Curriculum Barriers Mentor
 


“One size” traditional media

Traditional media for teaching—speech, text, and images—are so ingrained in our methods and curriculum that we rarely pause to consider their use. Instead of thinking carefully about which medium to use in a given situation, we usually select what we have chosen in the past or what is convenient now.

What few of us recognize is that these media have very different things to offer. The inherent communicative strengths and weaknesses of speech, text, and images determine their suitability for different instructional purposes. As teachers, when selecting a medium for teaching, we should consider its appropriateness for the particular content or activity. But the selection process does not stop there. We also need to weigh the characteristics of our students. Each individual’s facility with a medium is a function of the proclivities, strengths, and weaknesses of their learning networks and the particular demands each medium makes on these networks.

This analysis is not usually a part of how we understand and appraise our students’ capacities, how we teach, and how we evaluate learners’ progress. Unwittingly, we have allowed traditional media to shape these practices. Instead of considering students individually, we operate on a one-size-fits-all mindset. When we set goals, we often tie them to particular media without considering alternatives. When we evaluate children’s abilities, it is often on the basis of their performance within a single medium. We categorize as disabled those students for whom a printed textbook, a lecture, a chart, or a videotape is difficult or impossible to use.
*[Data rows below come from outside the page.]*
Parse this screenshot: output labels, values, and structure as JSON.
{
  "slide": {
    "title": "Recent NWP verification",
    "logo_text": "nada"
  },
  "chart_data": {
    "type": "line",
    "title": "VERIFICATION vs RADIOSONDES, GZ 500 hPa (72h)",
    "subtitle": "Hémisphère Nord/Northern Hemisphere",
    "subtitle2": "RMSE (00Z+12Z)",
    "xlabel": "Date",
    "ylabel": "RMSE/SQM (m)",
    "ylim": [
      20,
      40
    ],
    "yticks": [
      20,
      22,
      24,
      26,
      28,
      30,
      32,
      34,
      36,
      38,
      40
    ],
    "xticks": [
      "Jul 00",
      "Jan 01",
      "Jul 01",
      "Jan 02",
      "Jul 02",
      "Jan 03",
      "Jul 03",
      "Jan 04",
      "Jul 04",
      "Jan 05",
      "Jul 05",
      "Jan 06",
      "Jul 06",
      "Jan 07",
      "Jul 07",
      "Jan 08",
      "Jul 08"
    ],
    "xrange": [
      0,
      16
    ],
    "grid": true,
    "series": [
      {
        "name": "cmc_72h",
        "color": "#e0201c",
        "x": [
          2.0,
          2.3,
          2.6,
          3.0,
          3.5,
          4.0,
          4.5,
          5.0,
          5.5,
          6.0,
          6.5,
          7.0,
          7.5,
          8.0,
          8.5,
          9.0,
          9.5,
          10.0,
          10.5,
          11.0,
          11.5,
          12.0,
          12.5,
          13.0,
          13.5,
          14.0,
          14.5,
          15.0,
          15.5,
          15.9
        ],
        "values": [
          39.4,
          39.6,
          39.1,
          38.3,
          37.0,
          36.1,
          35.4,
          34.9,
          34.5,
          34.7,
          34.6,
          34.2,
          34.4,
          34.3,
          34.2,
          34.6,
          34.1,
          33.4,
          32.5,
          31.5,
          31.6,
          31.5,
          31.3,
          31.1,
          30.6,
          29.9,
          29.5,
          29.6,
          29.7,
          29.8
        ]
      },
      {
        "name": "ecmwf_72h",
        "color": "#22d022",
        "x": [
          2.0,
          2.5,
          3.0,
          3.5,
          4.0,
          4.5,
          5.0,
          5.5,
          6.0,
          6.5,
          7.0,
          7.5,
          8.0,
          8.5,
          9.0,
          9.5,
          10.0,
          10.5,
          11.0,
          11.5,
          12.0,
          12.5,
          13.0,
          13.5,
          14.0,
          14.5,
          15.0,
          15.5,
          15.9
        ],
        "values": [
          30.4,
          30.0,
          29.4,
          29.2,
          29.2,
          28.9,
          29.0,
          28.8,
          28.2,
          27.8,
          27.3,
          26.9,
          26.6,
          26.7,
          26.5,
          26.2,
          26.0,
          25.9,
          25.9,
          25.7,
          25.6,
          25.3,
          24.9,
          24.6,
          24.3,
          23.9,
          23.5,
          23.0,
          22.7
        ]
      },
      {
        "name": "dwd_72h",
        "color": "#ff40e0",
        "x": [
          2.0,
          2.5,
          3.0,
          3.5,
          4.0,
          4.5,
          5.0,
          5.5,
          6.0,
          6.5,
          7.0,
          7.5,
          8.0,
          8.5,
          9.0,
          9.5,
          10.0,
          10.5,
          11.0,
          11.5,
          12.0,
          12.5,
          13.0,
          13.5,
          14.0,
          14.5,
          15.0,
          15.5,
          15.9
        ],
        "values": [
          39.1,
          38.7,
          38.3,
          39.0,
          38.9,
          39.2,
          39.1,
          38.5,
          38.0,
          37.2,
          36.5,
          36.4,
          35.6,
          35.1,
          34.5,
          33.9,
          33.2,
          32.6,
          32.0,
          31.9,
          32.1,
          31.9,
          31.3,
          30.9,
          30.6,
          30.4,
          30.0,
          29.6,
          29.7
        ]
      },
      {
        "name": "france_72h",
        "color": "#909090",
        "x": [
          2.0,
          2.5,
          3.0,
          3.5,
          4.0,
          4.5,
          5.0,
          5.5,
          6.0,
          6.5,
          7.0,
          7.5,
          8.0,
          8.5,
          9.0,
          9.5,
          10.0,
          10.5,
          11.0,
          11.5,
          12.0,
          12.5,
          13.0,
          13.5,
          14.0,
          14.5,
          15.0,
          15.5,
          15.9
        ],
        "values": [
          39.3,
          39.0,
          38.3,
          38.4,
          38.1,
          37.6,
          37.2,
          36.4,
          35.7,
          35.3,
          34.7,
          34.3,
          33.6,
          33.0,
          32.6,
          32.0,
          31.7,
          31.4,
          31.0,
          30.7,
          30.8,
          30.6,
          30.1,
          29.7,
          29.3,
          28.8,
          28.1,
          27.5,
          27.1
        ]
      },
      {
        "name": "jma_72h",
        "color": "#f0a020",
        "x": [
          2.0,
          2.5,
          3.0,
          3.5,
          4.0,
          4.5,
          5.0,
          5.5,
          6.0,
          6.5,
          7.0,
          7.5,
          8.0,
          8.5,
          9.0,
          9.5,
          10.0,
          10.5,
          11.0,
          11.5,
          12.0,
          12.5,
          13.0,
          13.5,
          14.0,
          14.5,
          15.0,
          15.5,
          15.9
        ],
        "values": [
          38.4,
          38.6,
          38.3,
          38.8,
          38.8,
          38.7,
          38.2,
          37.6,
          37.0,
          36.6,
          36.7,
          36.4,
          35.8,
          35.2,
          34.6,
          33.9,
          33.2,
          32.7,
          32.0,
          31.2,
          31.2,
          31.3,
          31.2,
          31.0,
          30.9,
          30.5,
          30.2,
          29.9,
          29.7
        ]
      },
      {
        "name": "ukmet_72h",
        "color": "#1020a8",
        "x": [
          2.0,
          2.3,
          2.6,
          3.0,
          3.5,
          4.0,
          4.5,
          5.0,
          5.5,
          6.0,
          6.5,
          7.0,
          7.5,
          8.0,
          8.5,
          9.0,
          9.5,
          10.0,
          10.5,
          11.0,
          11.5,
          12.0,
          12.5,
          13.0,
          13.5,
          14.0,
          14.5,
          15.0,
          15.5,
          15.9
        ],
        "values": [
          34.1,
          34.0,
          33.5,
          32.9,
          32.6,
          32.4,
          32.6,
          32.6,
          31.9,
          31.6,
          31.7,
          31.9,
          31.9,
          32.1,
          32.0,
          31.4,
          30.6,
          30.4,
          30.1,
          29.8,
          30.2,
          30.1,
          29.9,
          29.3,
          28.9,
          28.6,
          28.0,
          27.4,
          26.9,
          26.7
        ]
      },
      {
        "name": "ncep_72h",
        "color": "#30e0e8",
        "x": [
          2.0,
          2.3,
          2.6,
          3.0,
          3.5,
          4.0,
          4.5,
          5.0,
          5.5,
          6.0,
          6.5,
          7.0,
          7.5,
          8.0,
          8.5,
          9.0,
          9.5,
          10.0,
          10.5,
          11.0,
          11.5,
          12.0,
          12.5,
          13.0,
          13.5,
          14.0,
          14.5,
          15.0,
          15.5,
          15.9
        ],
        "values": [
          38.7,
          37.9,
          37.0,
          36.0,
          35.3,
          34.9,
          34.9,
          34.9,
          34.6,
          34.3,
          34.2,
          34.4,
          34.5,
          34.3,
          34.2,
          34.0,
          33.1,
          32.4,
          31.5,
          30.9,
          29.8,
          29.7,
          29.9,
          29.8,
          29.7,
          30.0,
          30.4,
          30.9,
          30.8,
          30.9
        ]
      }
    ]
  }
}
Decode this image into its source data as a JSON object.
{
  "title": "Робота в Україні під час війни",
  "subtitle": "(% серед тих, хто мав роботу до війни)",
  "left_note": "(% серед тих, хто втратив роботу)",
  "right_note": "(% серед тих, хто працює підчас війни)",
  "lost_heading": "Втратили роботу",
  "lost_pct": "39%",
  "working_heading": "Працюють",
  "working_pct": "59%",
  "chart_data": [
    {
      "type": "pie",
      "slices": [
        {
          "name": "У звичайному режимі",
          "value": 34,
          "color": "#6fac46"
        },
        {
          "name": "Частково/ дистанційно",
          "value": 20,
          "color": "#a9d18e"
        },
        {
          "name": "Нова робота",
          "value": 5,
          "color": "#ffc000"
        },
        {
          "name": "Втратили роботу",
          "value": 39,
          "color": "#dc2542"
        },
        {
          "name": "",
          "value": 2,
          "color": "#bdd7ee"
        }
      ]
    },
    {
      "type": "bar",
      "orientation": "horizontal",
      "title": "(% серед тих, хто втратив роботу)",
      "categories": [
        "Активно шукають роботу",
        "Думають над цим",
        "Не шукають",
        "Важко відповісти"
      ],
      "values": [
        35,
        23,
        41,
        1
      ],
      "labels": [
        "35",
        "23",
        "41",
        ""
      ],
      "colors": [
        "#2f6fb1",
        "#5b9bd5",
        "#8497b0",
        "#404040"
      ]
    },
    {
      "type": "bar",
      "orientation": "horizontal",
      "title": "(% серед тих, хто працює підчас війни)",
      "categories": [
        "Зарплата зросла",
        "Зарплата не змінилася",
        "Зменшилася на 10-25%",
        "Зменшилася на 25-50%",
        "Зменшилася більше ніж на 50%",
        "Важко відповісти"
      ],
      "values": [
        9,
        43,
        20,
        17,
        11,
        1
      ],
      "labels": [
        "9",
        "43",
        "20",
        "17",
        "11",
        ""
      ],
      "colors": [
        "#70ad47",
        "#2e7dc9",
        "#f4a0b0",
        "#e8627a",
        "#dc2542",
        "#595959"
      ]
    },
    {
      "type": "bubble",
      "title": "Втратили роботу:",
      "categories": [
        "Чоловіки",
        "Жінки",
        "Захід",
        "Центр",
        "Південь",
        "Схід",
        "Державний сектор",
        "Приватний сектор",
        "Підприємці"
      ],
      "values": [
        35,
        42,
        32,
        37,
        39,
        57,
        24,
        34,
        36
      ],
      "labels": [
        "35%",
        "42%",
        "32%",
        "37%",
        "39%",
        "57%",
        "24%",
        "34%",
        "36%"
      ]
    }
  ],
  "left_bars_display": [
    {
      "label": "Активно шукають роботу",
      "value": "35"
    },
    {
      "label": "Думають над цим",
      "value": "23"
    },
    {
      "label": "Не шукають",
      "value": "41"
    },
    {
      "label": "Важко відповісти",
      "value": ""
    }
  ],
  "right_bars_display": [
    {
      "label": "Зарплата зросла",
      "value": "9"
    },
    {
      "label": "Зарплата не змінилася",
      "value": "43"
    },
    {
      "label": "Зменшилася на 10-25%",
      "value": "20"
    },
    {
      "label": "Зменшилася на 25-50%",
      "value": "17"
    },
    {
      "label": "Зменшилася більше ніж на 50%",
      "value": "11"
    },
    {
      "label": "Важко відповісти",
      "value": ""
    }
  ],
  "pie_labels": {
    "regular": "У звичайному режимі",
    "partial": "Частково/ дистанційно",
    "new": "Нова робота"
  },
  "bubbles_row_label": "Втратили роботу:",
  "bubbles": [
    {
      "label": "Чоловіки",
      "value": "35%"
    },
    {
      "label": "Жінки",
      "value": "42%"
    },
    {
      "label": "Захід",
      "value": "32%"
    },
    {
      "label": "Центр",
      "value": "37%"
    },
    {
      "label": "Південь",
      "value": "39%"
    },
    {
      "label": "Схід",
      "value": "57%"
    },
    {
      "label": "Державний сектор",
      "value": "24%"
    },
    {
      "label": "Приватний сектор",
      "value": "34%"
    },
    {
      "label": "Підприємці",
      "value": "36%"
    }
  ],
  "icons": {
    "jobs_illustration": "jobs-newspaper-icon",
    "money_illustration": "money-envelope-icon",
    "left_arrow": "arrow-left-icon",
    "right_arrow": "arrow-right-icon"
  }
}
We then prescribe for them special goals, teaching methods, and materials—often with a remedial focus. Students are assessed according to standards and standardized tests with little regard for how the chosen media affects their learning or their ability to demonstrate that learning. This situation has developed in part because traditional instructional media and materials are inflexible and not amenable to individualization.

When we realize that students’ capacities really exist in the connection between their inherent qualities (the patterns of strength, need and interest in their three brain networks) and the media, materials, and methods they find in school, we view the curriculum in a new light. Students with exceptional talents or passionate interests, whether or not they have disabilities, may find a roadblock to learning in inflexible curricula that don’t let them shine or pursue their real interests. When given the right tools for obtaining information, the right tools for expressing what they know, and content that is of interest to them, students with widely varied learning profiles can find appropriate challenge, engage with learning, and progress. Many problems previously placed entirely at the feet of students actually are caused by limitations in the curriculum. Creating a flexible curriculum that can adapt to different learners’ needs and interests is of vital importance in reaching every learner.